0.5384136432509564062961e-7;

-0.4023533141268236372067e-8];

fact = 1.000000000000000174663;

for i = 1:10

%fact = fact + c(i) / (z + i - 1);

temp = c(i) / (z + i);

temp = 1 / (z + i);

temp = temp * c(i);

fact = fact + temp;

end

fact = fact * comm;

however removing the loop and instead hard coding the iterations as seen below

fact = 1.000000000000000174663;

fact = fact + 5716.400188274341379136 / (z + 1);

fact = fact - 14815.30426768413909044 / (z + 2);

fact = fact + 14291.49277657478554025 / (z + 3);

fact = fact - 6348.160217641458813289 / (z + 4);

fact = fact + 1301.608286058321874105 / (z + 5);

fact = fact - 108.1767053514369634679 / (z + 6);

fact = fact + 2.605696505611755827729 / (z + 7);

fact = fact - 0.007423452510201416151527 / (z + 8);

fact = fact + 0.00000005384136432509564062961 / (z + 9);

fact = fact - 0.000000004023533141268236372067 / (z + 10);

fact = fact * comm;

we see that 8.5678e-05 ms now becomes 7.3558e-05 ms or around a 15.2227% difference.

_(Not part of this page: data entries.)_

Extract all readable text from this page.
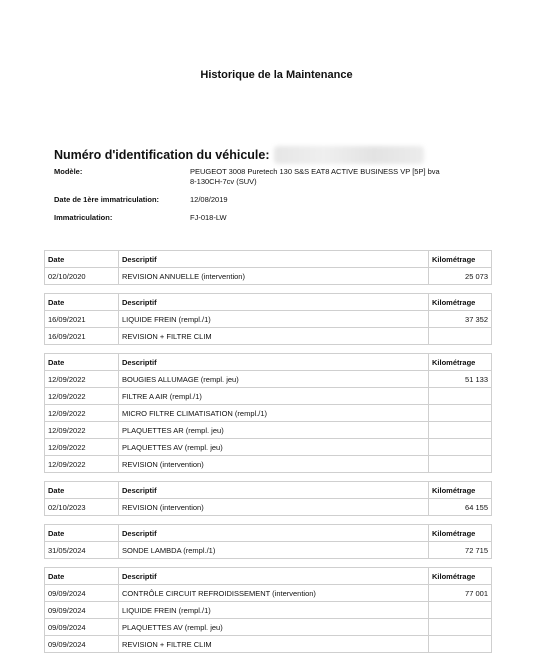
Historique de la Maintenance
Numéro d'identification du véhicule:
Modèle:	PEUGEOT 3008 Puretech 130 S&S EAT8 ACTIVE BUSINESS VP [5P] bva
8-130CH-7cv (SUV)
Date de 1ère immatriculation:	12/08/2019
Immatriculation:	FJ-018-LW
Date	Descriptif	Kilométrage
02/10/2020	REVISION ANNUELLE (intervention)	25 073
Date	Descriptif	Kilométrage
16/09/2021	LIQUIDE FREIN (rempl./1)	37 352
16/09/2021	REVISION + FILTRE CLIM	
Date	Descriptif	Kilométrage
12/09/2022	BOUGIES ALLUMAGE (rempl. jeu)	51 133
12/09/2022	FILTRE A AIR (rempl./1)	
12/09/2022	MICRO FILTRE CLIMATISATION (rempl./1)	
12/09/2022	PLAQUETTES AR (rempl. jeu)	
12/09/2022	PLAQUETTES AV (rempl. jeu)	
12/09/2022	REVISION (intervention)	
Date	Descriptif	Kilométrage
02/10/2023	REVISION (intervention)	64 155
Date	Descriptif	Kilométrage
31/05/2024	SONDE LAMBDA (rempl./1)	72 715
Date	Descriptif	Kilométrage
09/09/2024	CONTRÔLE CIRCUIT REFROIDISSEMENT (intervention)	77 001
09/09/2024	LIQUIDE FREIN (rempl./1)	
09/09/2024	PLAQUETTES AV (rempl. jeu)	
09/09/2024	REVISION + FILTRE CLIM	
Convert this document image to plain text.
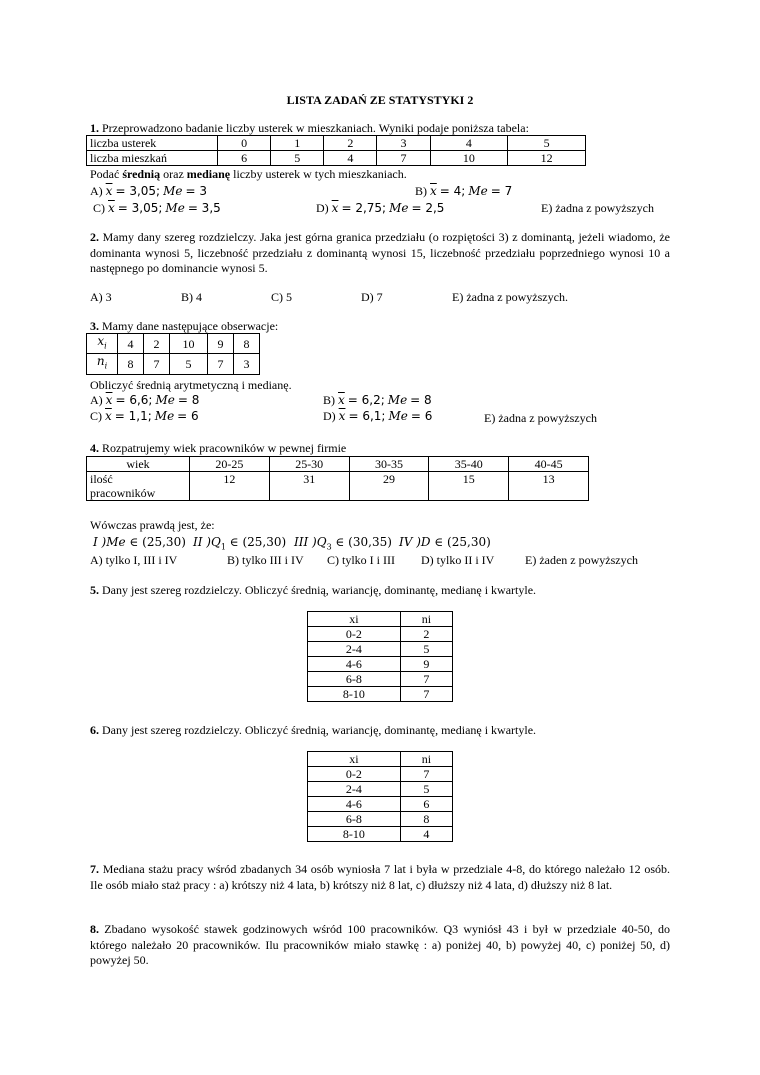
LISTA ZADAŃ ZE STATYSTYKI 2
1. Przeprowadzono badanie liczby usterek w mieszkaniach. Wyniki podaje poniższa tabela:
liczba usterek	0	1	2	3	4	5
liczba mieszkań	6	5	4	7	10	12
Podać średnią oraz medianę liczby usterek w tych mieszkaniach.
A) $\overline{x} = 3,05$; Me = 3	B) $\overline{x} = 4$; Me = 7
C) $\overline{x} = 3,05$; Me = 3,5	D) $\overline{x} = 2,75$; Me = 2,5	E) żadna z powyższych
2. Mamy dany szereg rozdzielczy. Jaka jest górna granica przedziału (o rozpiętości 3) z dominantą, jeżeli wiadomo, że dominanta wynosi 5, liczebność przedziału z dominantą wynosi 15, liczebność przedziału poprzedniego wynosi 10 a następnego po dominancie wynosi 5.
A) 3	B) 4	C) 5	D) 7	E) żadna z powyższych.
3. Mamy dane następujące obserwacje:
$x_i$	4	2	10	9	8
$n_i$	8	7	5	7	3
Obliczyć średnią arytmetyczną i medianę.
A) $\overline{x} = 6,6$; Me = 8	B) $\overline{x} = 6,2$; Me = 8
C) $\overline{x} = 1,1$; Me = 6	D) $\overline{x} = 6,1$; Me = 6	E) żadna z powyższych
4. Rozpatrujemy wiek pracowników w pewnej firmie
wiek	20-25	25-30	30-35	35-40	40-45
ilość
pracowników	12	31	29	15	13
Wówczas prawdą jest, że:
I )Me ∈ (25,30) II )$Q_1$ ∈ (25,30) III )$Q_3$ ∈ (30,35) IV )D ∈ (25,30)
A) tylko I, III i IV	B) tylko III i IV C) tylko I i III D) tylko II i IV	E) żaden z powyższych
5. Dany jest szereg rozdzielczy. Obliczyć średnią, wariancję, dominantę, medianę i kwartyle.
xi	ni
0-2	2
2-4	5
4-6	9
6-8	7
8-10	7
6. Dany jest szereg rozdzielczy. Obliczyć średnią, wariancję, dominantę, medianę i kwartyle.
xi	ni
0-2	7
2-4	5
4-6	6
6-8	8
8-10	4
7. Mediana stażu pracy wśród zbadanych 34 osób wyniosła 7 lat i była w przedziale 4-8, do którego należało 12 osób. Ile osób miało staż pracy : a) krótszy niż 4 lata, b) krótszy niż 8 lat, c) dłuższy niż 4 lata, d) dłuższy niż 8 lat.
8. Zbadano wysokość stawek godzinowych wśród 100 pracowników. Q3 wyniósł 43 i był w przedziale 40-50, do którego należało 20 pracowników. Ilu pracowników miało stawkę : a) poniżej 40, b) powyżej 40, c) poniżej 50, d) powyżej 50.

Lanczos Approximation Calculation Code

%Uses the Lancoz Approximation

%About: https://en.wikipedia.org/wiki/Lanczos_approximation

%Main Steps: https://www.numericana.com/answer/info/godfrey.htm

function fact = lanczos(z)

%g = 9;

%n = 11;

% p = [1.000000000434457002999

% 5716.40018826882469642082

% -14815.304267303827193624659

% 14291.492770243227957671811

% -6348.160174678220466185036

% 1301.608146277464603149011

% -108.176491813501910571434

% 2.605616416699605525942

% -0.007600138516935476197

% 0.000223334913969033078

% -0.000077312348075020927];

% c = [ %1.000000000000000174663;

% 5716.400188274341379136;

% -14815.30426768413909044;

% 14291.49277657478554025;

% -6348.160217641458813289;

% 1301.608286058321874105;

% -108.1767053514369634679;

% 2.605696505611755827729;

% -0.7423452510201416151527e-2;

% 0.5384136432509564062961e-7;

% -0.4023533141268236372067e-8];

%p = double(lancoz_coef(n,g));

%Previous Version that is slower

%comm = sqrt(2 * pi)*temp^z*sqrt(temp)*exp(-temp);

%Originally used a loop but for speed did it manually

% for i = 1:10

% %fact = fact + c(i) / (z + i - 1);

% temp = c(i) / (z + i);

% temp = 1 / (z + i);

% temp = temp * c(i);

% fact = fact + temp;

% end

% fact = fact * comm;

temp = z+9.5;

comm = sqrt(2 * pi * temp);

comm = comm * exp(z * log(temp) - temp);

fact = 1.000000000000000174663;

fact = fact + 5716.400188274341379136 / (z + 1);

fact = fact - 14815.30426768413909044 / (z + 2);

fact = fact + 14291.49277657478554025 / (z + 3);

fact = fact - 6348.160217641458813289 / (z + 4);

fact = fact + 1301.608286058321874105 / (z + 5);

fact = fact - 108.1767053514369634679 / (z + 6);

fact = fact + 2.605696505611755827729 / (z + 7);

fact = fact - 0.007423452510201416151527 / (z + 8);

fact = fact + 0.00000005384136432509564062961 / (z + 9);

fact = fact - 0.000000004023533141268236372067 / (z + 10);

fact = fact * comm;

end

Precision (moving average of 10)

Timing (moving average of 10)

Loop vs Gamma vs Lancoz

Gamma and Lanczos got moving average of 10

Loop got moving average of 5

Gamma and Lanczos got moving average of 10

Loop got moving average of 5

As one would expect I didn't revolutionize anything however I came very close to MATLAB's gamma function and firmly beat the Loop which I am very proud of.